Since soccer is such a high-power, high-endurance sport, it's uncommon to think about rest and restoration as part of the training process. Instead, you probably imagine drills and scrimmages, not naps. But rest is an important part of the training process and might actually help to improve your game and endurance, especially before a big match. When you get enough rest, your body is in top form to play.

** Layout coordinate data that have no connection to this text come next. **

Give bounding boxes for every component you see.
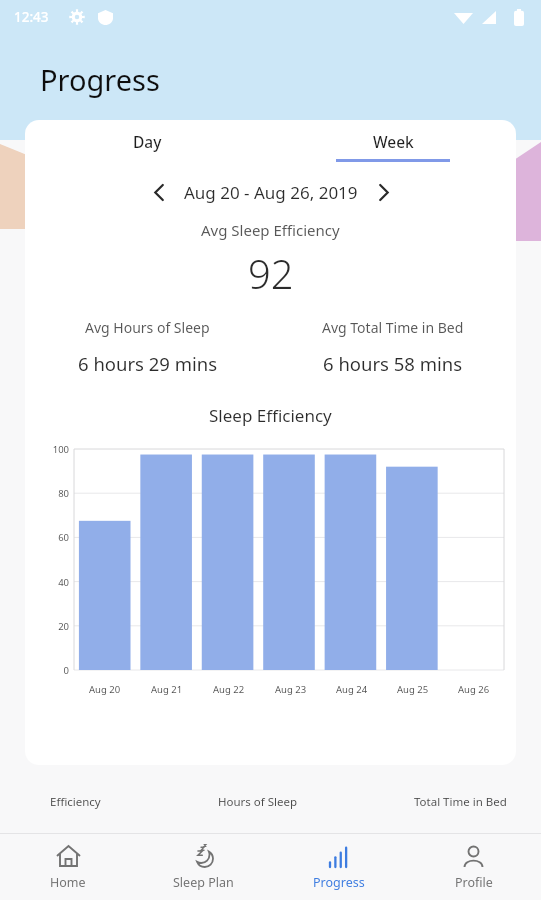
staticText: Aug 25 [397,683,429,696]
staticText: 60 [41,531,69,544]
staticText: Aug 26 [458,683,490,696]
staticText: Week [373,131,414,152]
staticText: Progress [313,874,365,891]
button[interactable]: Efficiency [50,794,101,810]
staticText: Aug 23 [275,683,307,696]
staticText: Progress [40,60,160,99]
button[interactable]: Previous week [142,175,176,209]
staticText: Aug 20 - Aug 26, 2019 [184,181,358,204]
staticText: 100 [41,443,69,456]
staticText: 6 hours 58 mins [323,351,463,376]
staticText: Aug 21 [151,683,183,696]
staticText: 40 [41,576,69,589]
staticText: Profile [455,874,493,891]
staticText: Avg Total Time in Bed [322,318,464,337]
staticText: Sleep Efficiency [209,404,332,427]
staticText: 6 hours 29 mins [78,351,218,376]
button[interactable]: Profile [406,834,541,900]
button[interactable]: Hours of Sleep [218,794,298,810]
staticText: 92 [248,246,294,300]
staticText: Sleep Plan [173,874,234,891]
staticText: 12:43 [14,8,49,26]
button[interactable]: Week [270,120,516,162]
button[interactable]: Day [25,120,270,162]
staticText: Avg Hours of Sleep [85,318,210,337]
staticText: 0 [41,664,69,677]
staticText: Day [133,131,162,152]
button[interactable]: Next week [366,175,400,209]
staticText: 80 [41,487,69,500]
staticText: 20 [41,620,69,633]
button[interactable]: Sleep Plan [136,834,271,900]
staticText: Avg Sleep Efficiency [201,220,340,240]
button[interactable]: Total Time in Bed [414,794,507,810]
staticText: Aug 20 [89,683,121,696]
button[interactable]: Progress [271,834,406,900]
staticText: Home [50,874,86,891]
button[interactable]: Home [0,834,136,900]
staticText: Aug 24 [336,683,368,696]
staticText: Aug 22 [213,683,245,696]
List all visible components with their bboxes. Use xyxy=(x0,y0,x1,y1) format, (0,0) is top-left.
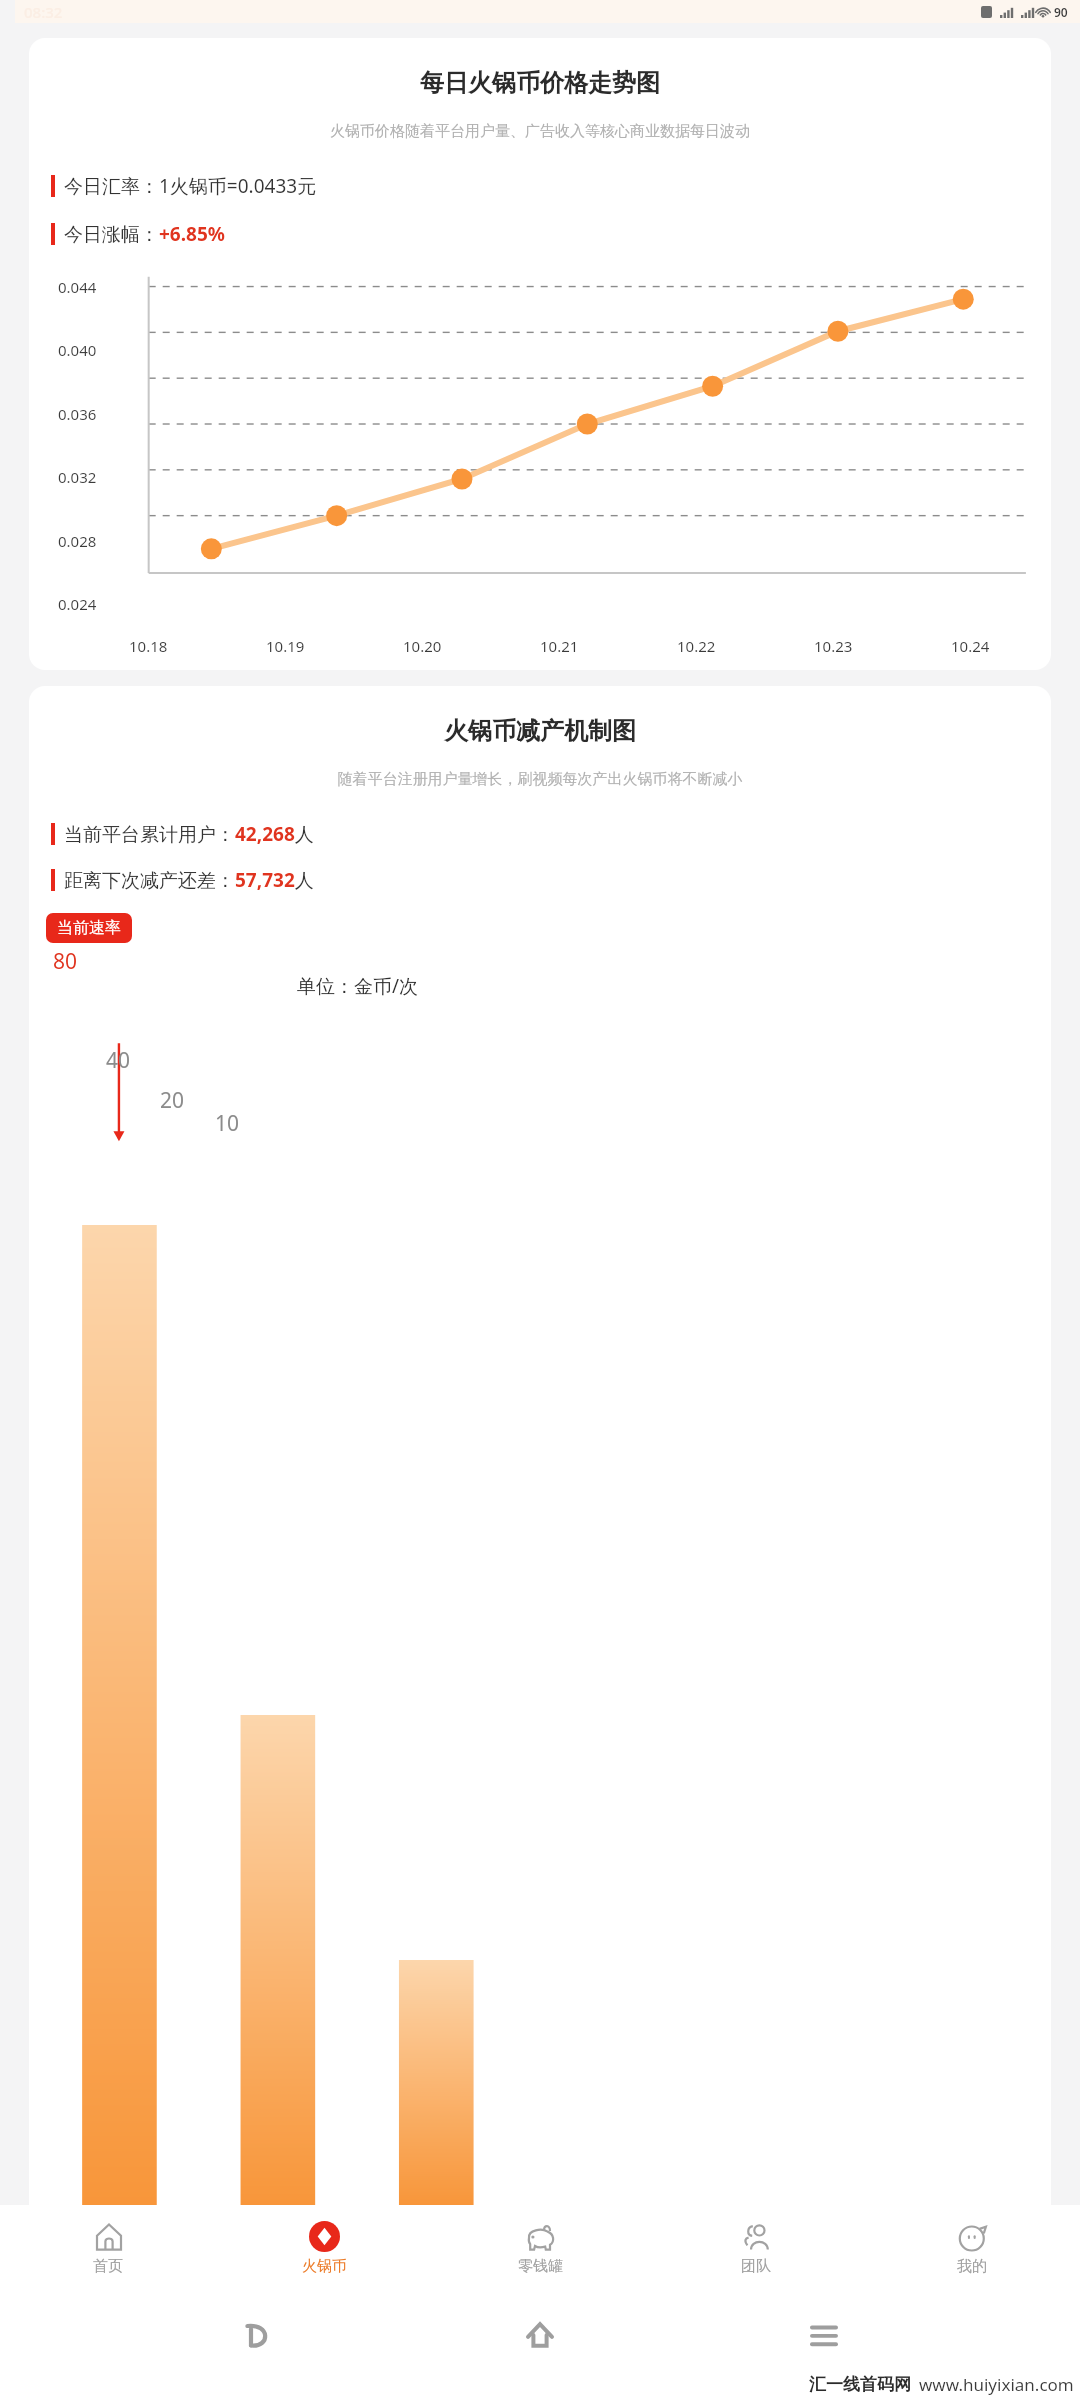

Just as when you participate in other forms of exercise, lactic acid builds up around your muscles when you play soccer. The result is muscle aches and soreness, which can severely limit your abilities the next day. Rest helps your body heal from any minor injuries that you might have sustained as the result of a game or practice. A properly rested body reduces the likelihood of injury as a result of muscle strain.
Side Effects
When you take the time to rest from playing soccer, you rebuild microscopic tears that occur in your muscle tissue during strain. It's those tears, paired with lactic acid buildup, that cause you to feel sore after a game. While using painkilling medications or alternating heat and cold packs help to manage the pain, only during rest do your muscles rebuild stronger than before, making rest a vital and integral part of any soccer training program.
Rest Amounts
Don't mistake rest for sleep or being lazy during training. Instead, rest is used as a pointed effort to improve your endurance. Avoid long naps after a game. Instead, a 30-minute nap is all you need to recharge, according to the Soccer Training Guide. The term "rest" refers to the act of resting your body from a certain sport or activity; it isn't sleep. Instead of using your rest time to watch TV or recline on the couch, participate in certain activities that rest your muscles while keeping your skills sharp.
Active Recovery
Active rest and recovery is one of the best ways to spend your time after a game or vigorous practice. Soccer players must walk the line between overtraining and not training enough, which is why spending your rest days participating in activities such as low intensity training is important. Instead of going full-volume on the field, your rest days should include low-intensity dribbling and ball handling, jogging and stretching to help keep your muscles limber and flexible while giving them the rest they need to recover for game play.